My mom used to proudly describe herself as an “Irish Catholic Democrat.”
I think my dad voted for Reagan once but other than that we’re all pretty liberal.
Change the furniture around in your dorm, apartment or bedroom every once in a while.
It’s an easy way to break up a timeline like for a holiday a season or after a breakup, etc.
Don’t offer them advice until you ask questions: What does a good outcome here look like for you? How much energy are you willing to put into this? Do you feel like you’re being asked to sacrifice a part of who you are if you do this? Is the fear you’re feeling maybe just that initial reaction we all get when something is new and unfamiliar? Stuff like that. Mostly they just need help understanding themselves and encouragement to stay true to themselves.
Violent thunderstorms can be dangerous. Avoid driving or being out in severe weather: car accidents, downed trees, high winds, lightning, flash floods, etc. are all potentially deadly. Don’t take your safety for granted. If the weather is severe, stay sheltered unless you absolutely positively have to be out and about.
What does entitlement mean to you?
I think it means the assumption that we are owed something simply by virtue of who we are rather than what we’ve earned.
Start saving money early.
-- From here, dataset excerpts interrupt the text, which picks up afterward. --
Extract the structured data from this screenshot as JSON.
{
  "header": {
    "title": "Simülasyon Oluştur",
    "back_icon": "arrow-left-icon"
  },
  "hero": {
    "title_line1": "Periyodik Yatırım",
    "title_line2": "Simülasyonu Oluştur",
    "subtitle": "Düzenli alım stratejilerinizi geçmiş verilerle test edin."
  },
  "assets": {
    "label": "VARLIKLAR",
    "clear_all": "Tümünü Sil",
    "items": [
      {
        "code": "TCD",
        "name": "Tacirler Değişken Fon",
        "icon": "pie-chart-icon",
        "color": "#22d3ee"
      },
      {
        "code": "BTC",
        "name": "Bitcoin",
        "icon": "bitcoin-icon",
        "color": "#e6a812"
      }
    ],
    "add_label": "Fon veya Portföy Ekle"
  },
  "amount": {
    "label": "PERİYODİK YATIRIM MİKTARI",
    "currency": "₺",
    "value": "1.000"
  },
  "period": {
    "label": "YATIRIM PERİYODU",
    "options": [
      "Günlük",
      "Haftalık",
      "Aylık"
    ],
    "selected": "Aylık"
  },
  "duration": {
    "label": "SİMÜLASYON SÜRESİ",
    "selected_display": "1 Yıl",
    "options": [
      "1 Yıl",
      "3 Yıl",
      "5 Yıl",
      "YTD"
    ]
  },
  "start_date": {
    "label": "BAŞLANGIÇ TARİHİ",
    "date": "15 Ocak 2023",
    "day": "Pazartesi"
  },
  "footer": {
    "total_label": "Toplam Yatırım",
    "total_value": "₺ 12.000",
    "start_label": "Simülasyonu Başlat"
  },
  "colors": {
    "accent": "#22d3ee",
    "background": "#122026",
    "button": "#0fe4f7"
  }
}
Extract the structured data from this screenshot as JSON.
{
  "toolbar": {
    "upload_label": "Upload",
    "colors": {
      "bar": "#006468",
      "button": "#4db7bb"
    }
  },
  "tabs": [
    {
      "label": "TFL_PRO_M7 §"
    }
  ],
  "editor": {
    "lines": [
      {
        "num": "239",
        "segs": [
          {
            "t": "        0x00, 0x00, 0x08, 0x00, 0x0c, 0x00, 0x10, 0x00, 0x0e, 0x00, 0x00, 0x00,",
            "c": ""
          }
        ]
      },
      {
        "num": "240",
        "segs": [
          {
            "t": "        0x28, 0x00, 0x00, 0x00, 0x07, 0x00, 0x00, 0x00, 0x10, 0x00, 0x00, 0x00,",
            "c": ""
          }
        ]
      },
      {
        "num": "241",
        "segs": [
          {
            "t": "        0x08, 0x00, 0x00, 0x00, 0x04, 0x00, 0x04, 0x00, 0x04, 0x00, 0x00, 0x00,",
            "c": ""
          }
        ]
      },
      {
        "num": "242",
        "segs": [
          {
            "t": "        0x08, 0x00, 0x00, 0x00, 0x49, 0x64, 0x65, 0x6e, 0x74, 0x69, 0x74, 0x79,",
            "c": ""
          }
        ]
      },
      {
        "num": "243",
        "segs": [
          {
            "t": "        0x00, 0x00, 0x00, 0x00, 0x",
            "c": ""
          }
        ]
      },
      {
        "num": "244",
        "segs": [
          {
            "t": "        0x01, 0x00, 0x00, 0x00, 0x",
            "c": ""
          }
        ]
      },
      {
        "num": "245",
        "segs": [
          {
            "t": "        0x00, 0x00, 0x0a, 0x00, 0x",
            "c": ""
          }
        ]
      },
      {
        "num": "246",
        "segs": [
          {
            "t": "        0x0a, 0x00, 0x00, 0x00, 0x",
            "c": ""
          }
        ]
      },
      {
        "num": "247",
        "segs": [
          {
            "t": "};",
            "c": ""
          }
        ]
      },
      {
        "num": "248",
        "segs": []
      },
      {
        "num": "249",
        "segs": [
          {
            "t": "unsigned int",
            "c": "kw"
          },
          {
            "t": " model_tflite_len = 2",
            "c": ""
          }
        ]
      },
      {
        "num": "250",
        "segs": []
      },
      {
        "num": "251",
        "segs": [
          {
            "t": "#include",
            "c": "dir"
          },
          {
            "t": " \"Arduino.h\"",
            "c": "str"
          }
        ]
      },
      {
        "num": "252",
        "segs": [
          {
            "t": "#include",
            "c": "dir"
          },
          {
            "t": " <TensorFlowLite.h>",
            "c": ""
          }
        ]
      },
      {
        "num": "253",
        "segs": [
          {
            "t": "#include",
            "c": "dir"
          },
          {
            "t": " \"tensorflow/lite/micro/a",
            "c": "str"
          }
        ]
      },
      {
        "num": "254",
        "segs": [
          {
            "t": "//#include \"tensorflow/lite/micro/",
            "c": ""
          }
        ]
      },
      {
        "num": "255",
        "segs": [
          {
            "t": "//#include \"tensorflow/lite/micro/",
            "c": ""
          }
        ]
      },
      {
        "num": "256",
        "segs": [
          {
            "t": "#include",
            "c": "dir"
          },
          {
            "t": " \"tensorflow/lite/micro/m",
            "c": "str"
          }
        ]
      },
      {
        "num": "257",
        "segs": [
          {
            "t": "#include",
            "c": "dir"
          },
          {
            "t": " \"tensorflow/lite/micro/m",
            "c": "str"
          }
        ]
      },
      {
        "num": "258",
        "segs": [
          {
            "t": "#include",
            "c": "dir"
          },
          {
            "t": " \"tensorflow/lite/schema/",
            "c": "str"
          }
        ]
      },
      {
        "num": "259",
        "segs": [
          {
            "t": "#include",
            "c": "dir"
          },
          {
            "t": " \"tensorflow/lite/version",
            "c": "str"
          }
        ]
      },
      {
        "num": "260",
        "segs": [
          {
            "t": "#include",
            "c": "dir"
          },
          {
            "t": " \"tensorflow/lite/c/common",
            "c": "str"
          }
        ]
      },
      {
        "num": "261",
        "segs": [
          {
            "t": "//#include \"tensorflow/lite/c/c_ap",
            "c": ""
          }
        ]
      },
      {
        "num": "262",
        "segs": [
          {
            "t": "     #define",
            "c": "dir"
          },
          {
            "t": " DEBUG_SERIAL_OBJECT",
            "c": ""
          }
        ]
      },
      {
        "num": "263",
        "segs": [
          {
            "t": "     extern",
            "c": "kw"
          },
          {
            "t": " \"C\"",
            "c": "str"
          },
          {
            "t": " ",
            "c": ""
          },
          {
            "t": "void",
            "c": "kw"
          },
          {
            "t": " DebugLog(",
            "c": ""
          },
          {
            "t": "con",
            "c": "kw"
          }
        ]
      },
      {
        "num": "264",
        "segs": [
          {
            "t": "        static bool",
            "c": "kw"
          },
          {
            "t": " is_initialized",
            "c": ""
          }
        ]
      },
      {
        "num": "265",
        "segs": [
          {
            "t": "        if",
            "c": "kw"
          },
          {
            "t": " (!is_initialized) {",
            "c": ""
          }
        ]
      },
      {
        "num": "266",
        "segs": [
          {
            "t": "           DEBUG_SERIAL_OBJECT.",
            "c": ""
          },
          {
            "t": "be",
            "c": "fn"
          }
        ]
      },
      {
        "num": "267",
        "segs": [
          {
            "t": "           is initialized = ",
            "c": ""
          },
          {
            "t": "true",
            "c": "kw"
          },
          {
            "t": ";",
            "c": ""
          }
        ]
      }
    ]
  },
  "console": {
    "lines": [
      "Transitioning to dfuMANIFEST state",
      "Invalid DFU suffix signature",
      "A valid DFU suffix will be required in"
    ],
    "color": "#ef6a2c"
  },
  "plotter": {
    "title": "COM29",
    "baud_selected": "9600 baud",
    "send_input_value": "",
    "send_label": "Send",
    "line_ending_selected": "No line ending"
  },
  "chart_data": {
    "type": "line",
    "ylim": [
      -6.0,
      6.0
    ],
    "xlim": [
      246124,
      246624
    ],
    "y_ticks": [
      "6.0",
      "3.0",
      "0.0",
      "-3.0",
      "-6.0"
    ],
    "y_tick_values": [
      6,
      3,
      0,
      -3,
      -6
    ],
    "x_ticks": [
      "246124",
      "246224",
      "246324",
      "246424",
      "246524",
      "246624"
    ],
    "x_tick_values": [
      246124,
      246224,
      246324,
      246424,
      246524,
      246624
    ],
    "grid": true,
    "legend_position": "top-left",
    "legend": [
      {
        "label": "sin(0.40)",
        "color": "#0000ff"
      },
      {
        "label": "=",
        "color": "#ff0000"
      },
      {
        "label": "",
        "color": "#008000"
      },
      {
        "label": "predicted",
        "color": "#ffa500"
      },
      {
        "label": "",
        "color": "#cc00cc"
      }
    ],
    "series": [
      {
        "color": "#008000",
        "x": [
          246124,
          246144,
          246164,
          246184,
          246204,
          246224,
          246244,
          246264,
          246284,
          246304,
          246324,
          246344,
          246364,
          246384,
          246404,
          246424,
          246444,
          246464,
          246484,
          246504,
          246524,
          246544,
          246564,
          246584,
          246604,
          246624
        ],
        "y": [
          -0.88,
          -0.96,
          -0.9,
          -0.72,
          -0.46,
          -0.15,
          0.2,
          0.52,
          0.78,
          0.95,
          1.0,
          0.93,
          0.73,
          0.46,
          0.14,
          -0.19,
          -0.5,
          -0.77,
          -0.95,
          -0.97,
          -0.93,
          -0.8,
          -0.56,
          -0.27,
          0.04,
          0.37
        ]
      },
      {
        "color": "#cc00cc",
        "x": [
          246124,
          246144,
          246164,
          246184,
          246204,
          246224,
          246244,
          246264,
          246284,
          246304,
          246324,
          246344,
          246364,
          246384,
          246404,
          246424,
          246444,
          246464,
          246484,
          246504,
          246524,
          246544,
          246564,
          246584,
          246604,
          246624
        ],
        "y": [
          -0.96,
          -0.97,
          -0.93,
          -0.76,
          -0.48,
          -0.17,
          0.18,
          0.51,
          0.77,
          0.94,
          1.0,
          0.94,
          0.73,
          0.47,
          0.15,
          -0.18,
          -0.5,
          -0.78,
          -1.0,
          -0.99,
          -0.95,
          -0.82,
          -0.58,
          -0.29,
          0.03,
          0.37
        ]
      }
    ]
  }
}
Save as much as you can.
There are plenty of things worth spending your money on, but be mindful about your money - Don’t p*ss it away.
If a girl is drunk she cannot consent. Don’t even think about hooking up when your partner is intoxicated. It’s immoral and illegal. No excuses. No exceptions. . Break this law and you will be (rightfully) charged with rape and you will get sent to prison.
Pedestrians get hit all the time. Be aware when you’re driving OR walking.
Wear reflective gear if walking at night.
Stay off your phone when driving OR walking.
Uplift your friends and surround yourself with friends who uplift you. In person and online. Encourage each other to let your lights shine brightly. Never bully or steal someone’s joy.
Sex is something you do *with* someone, not *to* them. It should never be about scoring or bragging. It doesn’t make you a man. A man is someone who respects himself and others
Venting is crucial but not always appropriate. Make sure you’re in the right place (no chance whatsoever of being overheard), the right time (take care of business first) and that the person you’re unloading on has the mental bandwidth to listen to you vent your emotions. Avoid interrupting if they’re busy, or not in a good headspace. You’ll know this because you asked.
Use timers to motivate and structure. "Better have your jammies on and teeth brushed by the time the timer goes off!" Using a simple timer helps things not drag on and on.